Amorphous calcium carbonate (ACC) is a precursor in the biomineralization of crystalline CaCO₃. The lifetime of transient ACC in nature is regulated by biomacromolecules. The relevance of ACC in materials science is related to our understanding of CaCO₃ crystallization pathways. Hydrated ACC and calcium carbonate monohydrate (CCM) are similar in their chemical composition, precipitation condition, and thermal behavior. We describe a fast and reliable way to prepare calcium carbonate monohydrate-like ACC (aCCM) in a planetary ball mill using ethanol as auxiliary solvent. Amorphization could not be achieved with apolar auxiliary solvents like cyclohexane.
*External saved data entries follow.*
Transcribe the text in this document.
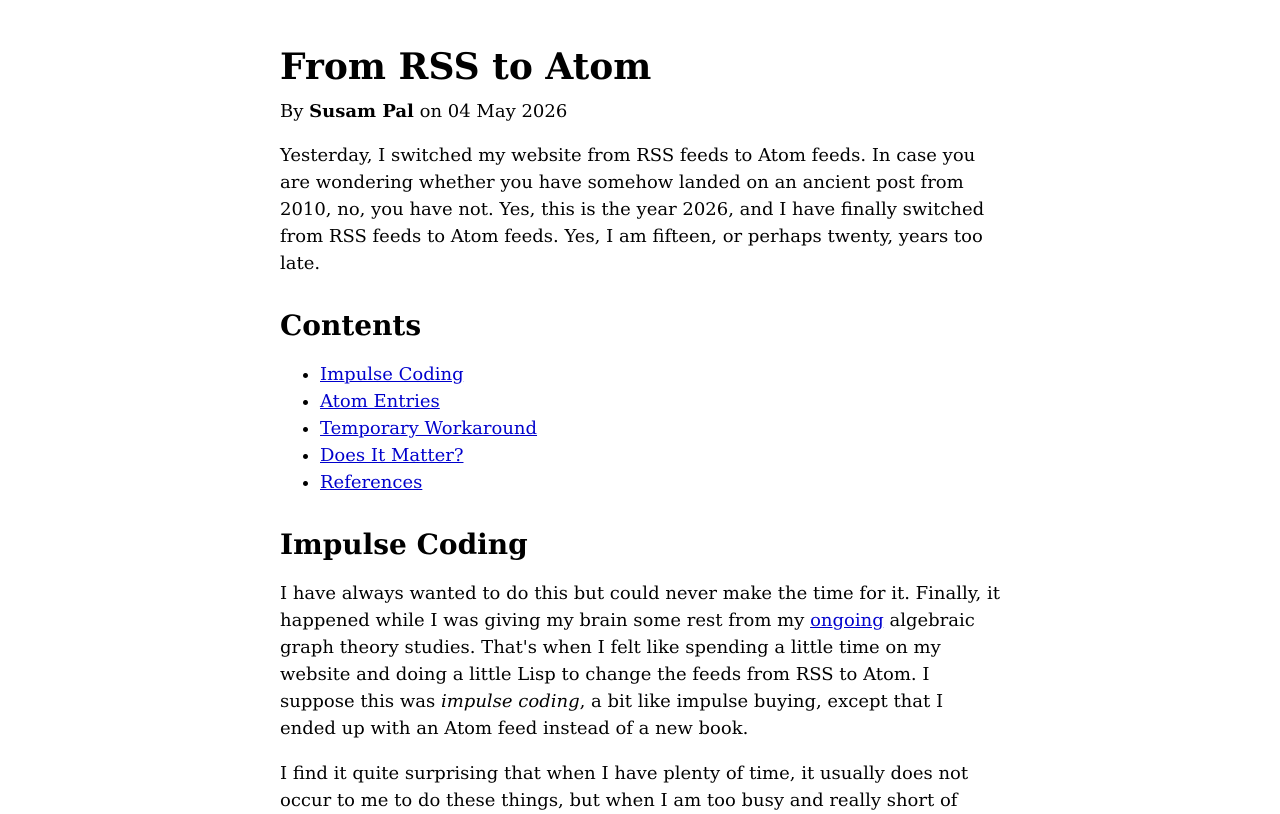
From RSS to Atom
By Susam Pal on 04 May 2026

Yesterday, I switched my website from RSS feeds to Atom feeds. In case you are wondering whether you have somehow landed on an ancient post from 2010, no, you have not. Yes, this is the year 2026, and I have finally switched from RSS feeds to Atom feeds. Yes, I am fifteen, or perhaps twenty, years too late.

Contents
• Impulse Coding
• Atom Entries
• Temporary Workaround
• Does It Matter?
• References
Impulse Coding

I have always wanted to do this but could never make the time for it. Finally, it happened while I was giving my brain some rest from my ongoing algebraic graph theory studies. That's when I felt like spending a little time on my website and doing a little Lisp to change the feeds from RSS to Atom. I suppose this was impulse coding, a bit like impulse buying, except that I ended up with an Atom feed instead of a new book.

I find it quite surprising that when I have plenty of time, it usually does not occur to me to do these things, but when I am too busy and really short of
A consistent picture of the amorphization reaction was derived by combining different scattering methods and spectroscopies coupled with thermal analysis. Powder diffraction and total scattering show the absence of long-range order and complete amorphization. Metastable aCCM is stabilized by temporarily and partially displacing structural water with ethanol, which cannot be incorporated into the hydrate network of CCM due to its molecular size. These solvent “defects” in the hydrate network of the CCM structure are crucial to suppress the stabilization of the hydrated CCM polymorph by hydrogen bonding, while foreign ions (∼10% Na⁺ or HPO₄²⁻) are typically required to generate ionic defects in anhydrous CaCO₃. NMR and thermal analysis yield an approximate composition CaCO₃·0.48H₂O for aCCM.